The Prime Minister’s economic advisor, Mazhar Muhammad Saleh, said on Monday that changes in global oil prices are not directly linked to fluctuations in Iraq’s parallel exchange market.
He explained that Iraq’s monetary policy is built on a fixed exchange rate, backed by foreign reserves of more than $100 billion, which provides strong protection and stability for the foreign currency market.
Saleh told dinaropinions.com that the recent, limited movements in the parallel market are temporary reactions, not a sign of deeper problems. These movements came after the government launched a new fiscal discipline package aimed at reviewing public spending paths and improving revenue efficiency—especially by expanding and tightening control over tax and customs systems.
He said this type of reaction is normal market behavior. When new fiscal policies are announced, supply and demand naturally test those signals before gradually adjusting and returning to more stable levels that match economic fundamentals.
According to Saleh, what is happening now is not a structural imbalance in the exchange market.
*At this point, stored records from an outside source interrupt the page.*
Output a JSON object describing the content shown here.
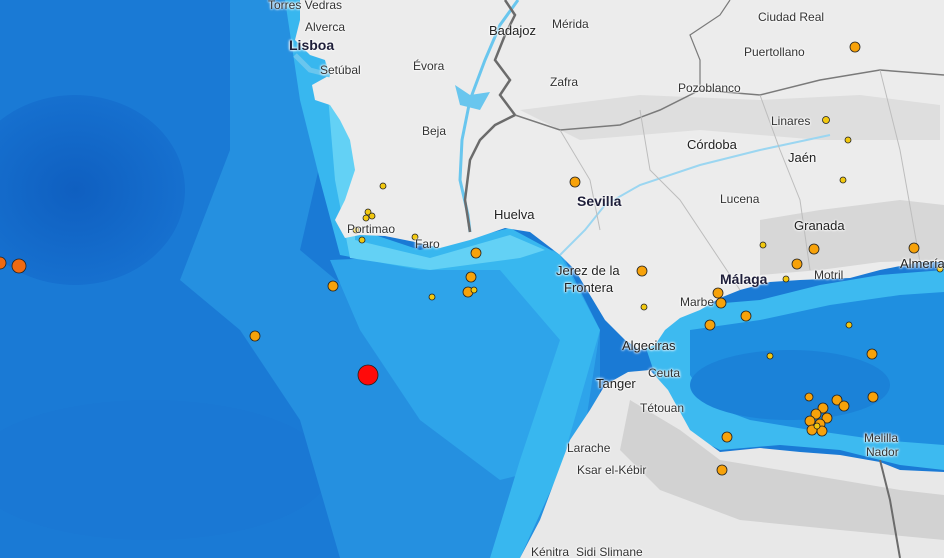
{
  "colors": {
    "deep_ocean": "#1670cf",
    "mid_ocean": "#1f8de0",
    "shelf": "#34b6ef",
    "shallow": "#5fd0f5",
    "land": "#ececec",
    "border": "#6b6b6b",
    "river": "#69c6ee",
    "quake_small": "#f2c80f",
    "quake_medium": "#f7a20a",
    "quake_large": "#f06a12",
    "quake_latest": "#ff0a0a"
  },
  "places": [
    {
      "id": "torres-vedras",
      "name": "Torres Vedras",
      "size": "sm"
    },
    {
      "id": "alverca",
      "name": "Alverca",
      "size": "sm"
    },
    {
      "id": "lisboa",
      "name": "Lisboa",
      "size": "bg"
    },
    {
      "id": "setubal",
      "name": "Setúbal",
      "size": "sm"
    },
    {
      "id": "evora",
      "name": "Évora",
      "size": "sm"
    },
    {
      "id": "badajoz",
      "name": "Badajoz",
      "size": "md"
    },
    {
      "id": "merida",
      "name": "Mérida",
      "size": "sm"
    },
    {
      "id": "zafra",
      "name": "Zafra",
      "size": "sm"
    },
    {
      "id": "ciudad-real",
      "name": "Ciudad Real",
      "size": "sm"
    },
    {
      "id": "puertollano",
      "name": "Puertollano",
      "size": "sm"
    },
    {
      "id": "pozoblanco",
      "name": "Pozoblanco",
      "size": "sm"
    },
    {
      "id": "linares",
      "name": "Linares",
      "size": "sm"
    },
    {
      "id": "beja",
      "name": "Beja",
      "size": "sm"
    },
    {
      "id": "cordoba",
      "name": "Córdoba",
      "size": "md"
    },
    {
      "id": "jaen",
      "name": "Jaén",
      "size": "md"
    },
    {
      "id": "sevilla",
      "name": "Sevilla",
      "size": "bg"
    },
    {
      "id": "huelva",
      "name": "Huelva",
      "size": "md"
    },
    {
      "id": "lucena",
      "name": "Lucena",
      "size": "sm"
    },
    {
      "id": "portimao",
      "name": "Portimao",
      "size": "sm"
    },
    {
      "id": "faro",
      "name": "Faro",
      "size": "sm"
    },
    {
      "id": "granada",
      "name": "Granada",
      "size": "md"
    },
    {
      "id": "jerez-1",
      "name": "Jerez de la",
      "size": "md"
    },
    {
      "id": "jerez-2",
      "name": "Frontera",
      "size": "md"
    },
    {
      "id": "malaga",
      "name": "Málaga",
      "size": "bg"
    },
    {
      "id": "motril",
      "name": "Motril",
      "size": "sm"
    },
    {
      "id": "almeria",
      "name": "Almería",
      "size": "md"
    },
    {
      "id": "marbella",
      "name": "Marbe",
      "size": "sm"
    },
    {
      "id": "algeciras",
      "name": "Algeciras",
      "size": "md"
    },
    {
      "id": "ceuta",
      "name": "Ceuta",
      "size": "sm"
    },
    {
      "id": "tanger",
      "name": "Tanger",
      "size": "md"
    },
    {
      "id": "tetouan",
      "name": "Tétouan",
      "size": "sm"
    },
    {
      "id": "larache",
      "name": "Larache",
      "size": "sm"
    },
    {
      "id": "ksar",
      "name": "Ksar el-Kébir",
      "size": "sm"
    },
    {
      "id": "melilla",
      "name": "Melilla",
      "size": "sm"
    },
    {
      "id": "nador",
      "name": "Nador",
      "size": "sm"
    },
    {
      "id": "kenitra",
      "name": "Kénitra",
      "size": "sm"
    },
    {
      "id": "sidi-slimane",
      "name": "Sidi Slimane",
      "size": "sm"
    }
  ]
}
Instead, it is a short-term adjustment phase tied to regulatory measures designed to strengthen financial and monetary stability over the medium term.
He also stressed that these fluctuations have not affected overall price stability. Inflation remains low, at around 2.5% annually, which he said proves the effectiveness of Iraq’s overall economic policy mix.
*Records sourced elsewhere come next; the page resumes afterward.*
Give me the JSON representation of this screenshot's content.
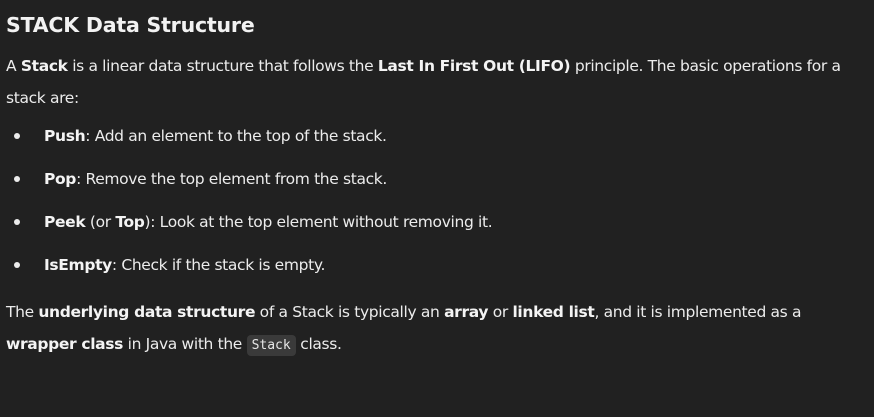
{
  "title": "STACK Data Structure",
  "intro": {
    "t1": "A ",
    "b1": "Stack",
    "t2": " is a linear data structure that follows the ",
    "b2": "Last In First Out (LIFO)",
    "t3": " principle. The basic operations for a stack are:"
  },
  "operations": [
    {
      "name": "Push",
      "text": ": Add an element to the top of the stack."
    },
    {
      "name": "Pop",
      "text": ": Remove the top element from the stack."
    },
    {
      "name": "Peek",
      "mid": " (or ",
      "alt": "Top",
      "text": "): Look at the top element without removing it."
    },
    {
      "name": "IsEmpty",
      "text": ": Check if the stack is empty."
    }
  ],
  "outro": {
    "t1": "The ",
    "b1": "underlying data structure",
    "t2": " of a Stack is typically an ",
    "b2": "array",
    "t3": " or ",
    "b3": "linked list",
    "t4": ", and it is implemented as a ",
    "b4": "wrapper class",
    "t5": " in Java with the ",
    "code": "Stack",
    "t6": " class."
  }
}
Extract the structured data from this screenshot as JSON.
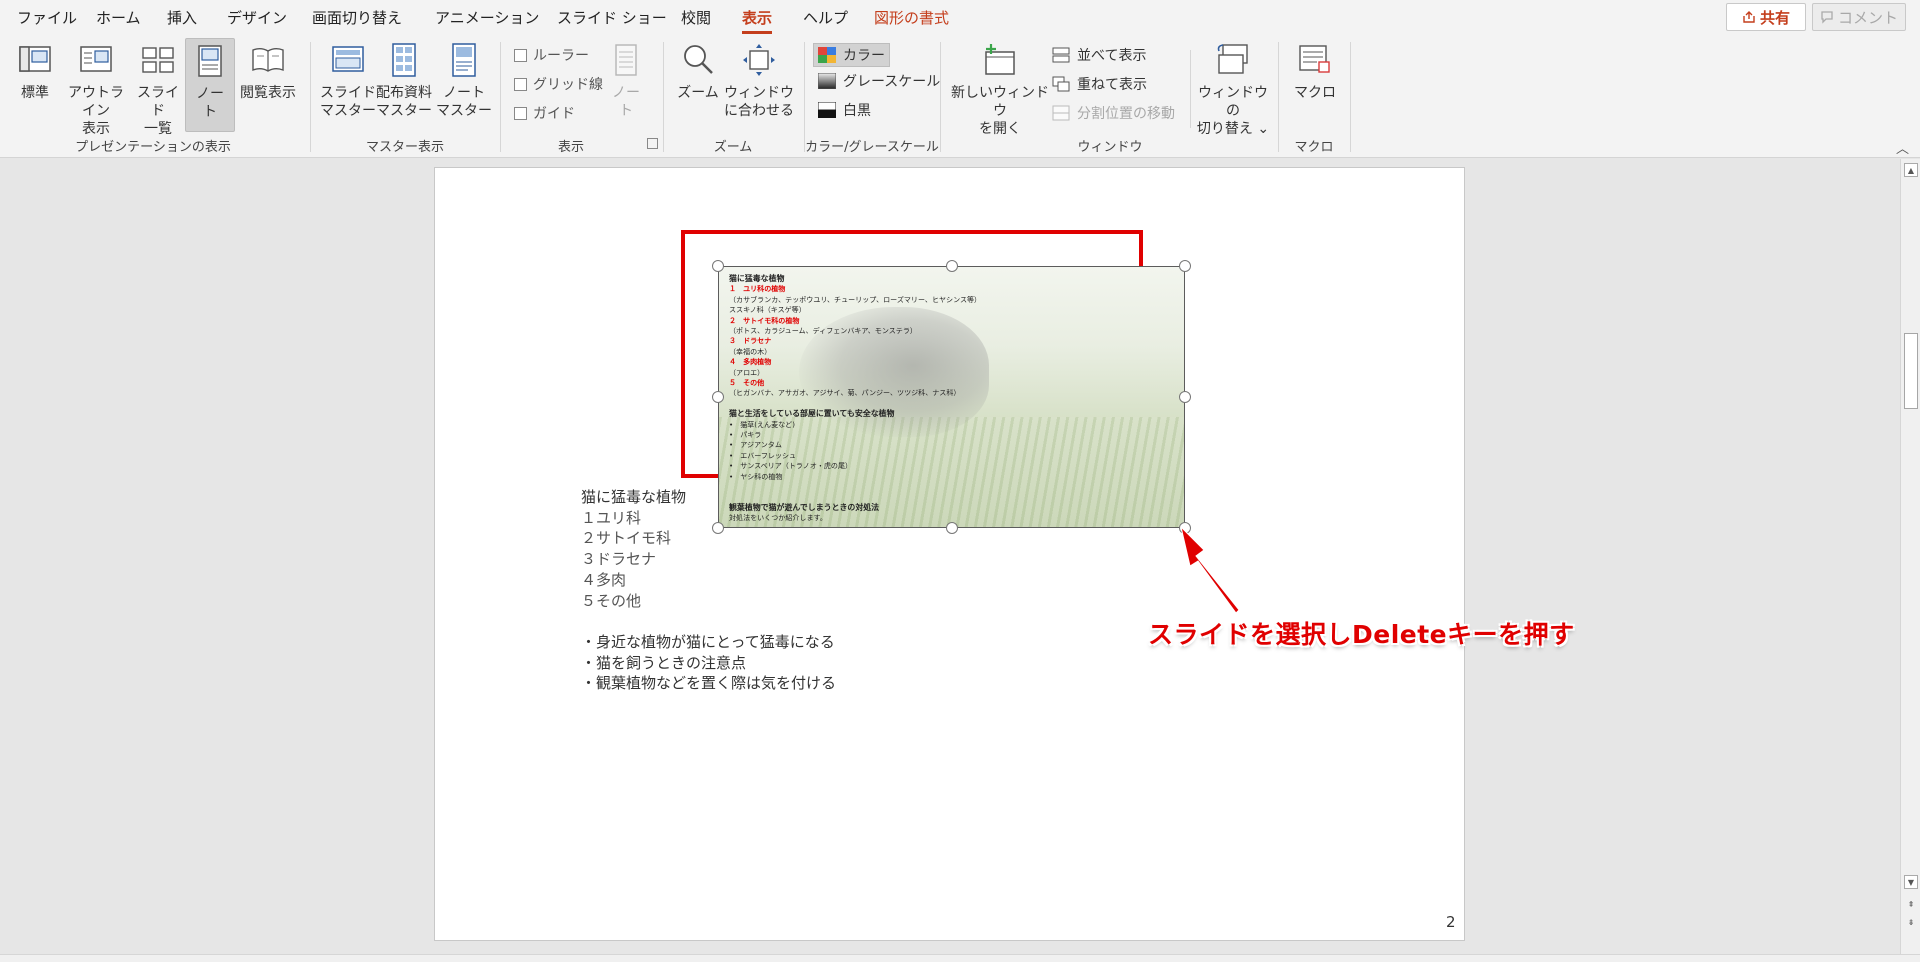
{
  "menu": {
    "tabs": [
      "ファイル",
      "ホーム",
      "挿入",
      "デザイン",
      "画面切り替え",
      "アニメーション",
      "スライド ショー",
      "校閲",
      "表示",
      "ヘルプ",
      "図形の書式"
    ],
    "active_tab": "表示",
    "share_label": "共有",
    "comment_label": "コメント"
  },
  "ribbon": {
    "groups": {
      "presentation_views": "プレゼンテーションの表示",
      "master_views": "マスター表示",
      "show": "表示",
      "zoom": "ズーム",
      "color_grayscale": "カラー/グレースケール",
      "window": "ウィンドウ",
      "macro": "マクロ"
    },
    "buttons": {
      "normal": "標準",
      "outline": "アウトライン\n表示",
      "slide_sorter": "スライド\n一覧",
      "notes_page": "ノー\nト",
      "reading_view": "閲覧表示",
      "slide_master": "スライド\nマスター",
      "handout_master": "配布資料\nマスター",
      "notes_master": "ノート\nマスター",
      "notes_disabled": "ノー\nト",
      "zoom": "ズーム",
      "fit_window": "ウィンドウ\nに合わせる",
      "new_window": "新しいウィンドウ\nを開く",
      "switch_window": "ウィンドウの\n切り替え ⌄",
      "macro": "マクロ"
    },
    "checks": {
      "ruler": "ルーラー",
      "gridlines": "グリッド線",
      "guides": "ガイド"
    },
    "color_options": {
      "color": "カラー",
      "grayscale": "グレースケール",
      "bw": "白黒"
    },
    "window_options": {
      "arrange_all": "並べて表示",
      "cascade": "重ねて表示",
      "move_split": "分割位置の移動"
    }
  },
  "slide_thumbnail": {
    "lines": [
      {
        "text": "猫に猛毒な植物",
        "style": "head"
      },
      {
        "text": "１　ユリ科の植物",
        "style": "red"
      },
      {
        "text": "（カサブランカ、テッポウユリ、チューリップ、ローズマリー、ヒヤシンス等）",
        "style": "normal"
      },
      {
        "text": "ススキノ科（キスゲ等）",
        "style": "normal"
      },
      {
        "text": "２　サトイモ科の植物",
        "style": "red"
      },
      {
        "text": "（ポトス、カラジューム、ディフェンバキア、モンステラ）",
        "style": "normal"
      },
      {
        "text": "３　ドラセナ",
        "style": "red"
      },
      {
        "text": "（幸福の木）",
        "style": "normal"
      },
      {
        "text": "４　多肉植物",
        "style": "red"
      },
      {
        "text": "（アロエ）",
        "style": "normal"
      },
      {
        "text": "５　その他",
        "style": "red"
      },
      {
        "text": "（ヒガンバナ、アサガオ、アジサイ、菊、パンジー、ツツジ科、ナス科）",
        "style": "normal"
      },
      {
        "text": "",
        "style": "normal"
      },
      {
        "text": "猫と生活をしている部屋に置いても安全な植物",
        "style": "head"
      },
      {
        "text": "•　猫草(えん麦など)",
        "style": "normal"
      },
      {
        "text": "•　パキラ",
        "style": "normal"
      },
      {
        "text": "•　アジアンタム",
        "style": "normal"
      },
      {
        "text": "•　エバーフレッシュ",
        "style": "normal"
      },
      {
        "text": "•　サンスベリア（トラノオ・虎の尾）",
        "style": "normal"
      },
      {
        "text": "•　ヤシ科の植物",
        "style": "normal"
      },
      {
        "text": "",
        "style": "normal"
      },
      {
        "text": "",
        "style": "normal"
      },
      {
        "text": "観葉植物で猫が遊んでしまうときの対処法",
        "style": "head"
      },
      {
        "text": "対処法をいくつか紹介します。",
        "style": "normal"
      }
    ]
  },
  "notes": {
    "lines": [
      "猫に猛毒な植物",
      "１ユリ科",
      "２サトイモ科",
      "３ドラセナ",
      "４多肉",
      "５その他",
      "",
      "・身近な植物が猫にとって猛毒になる",
      "・猫を飼うときの注意点",
      "・観葉植物などを置く際は気を付ける"
    ]
  },
  "page_number": "2",
  "annotation": "スライドを選択しDeleteキーを押す",
  "colors": {
    "accent": "#c43e1c",
    "highlight_red": "#e00000",
    "ribbon_bg": "#f3f3f3",
    "workspace_bg": "#e6e6e6"
  }
}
Saleh explained that this stability comes from the alignment of three main policies:
- Monetary policy: Maintaining a fixed official exchange rate of 1,320 dinars per dollar.
- Fiscal policy: Broad government support equal to about 13% of GDP, which limits the impact of price shocks on citizens’ living standards.
- Trade policy: Price protection through the subsidized food basket and the modern retail system, such as hypermarkets, which absorb parallel market noise and prevent it from spreading into the broader economy.
He concluded by saying that the parallel market no longer plays a major role in daily life, as its influence has become detached from income and consumption. Its impact is now mostly limited to the asset sector, which does not directly affect living conditions or social stability.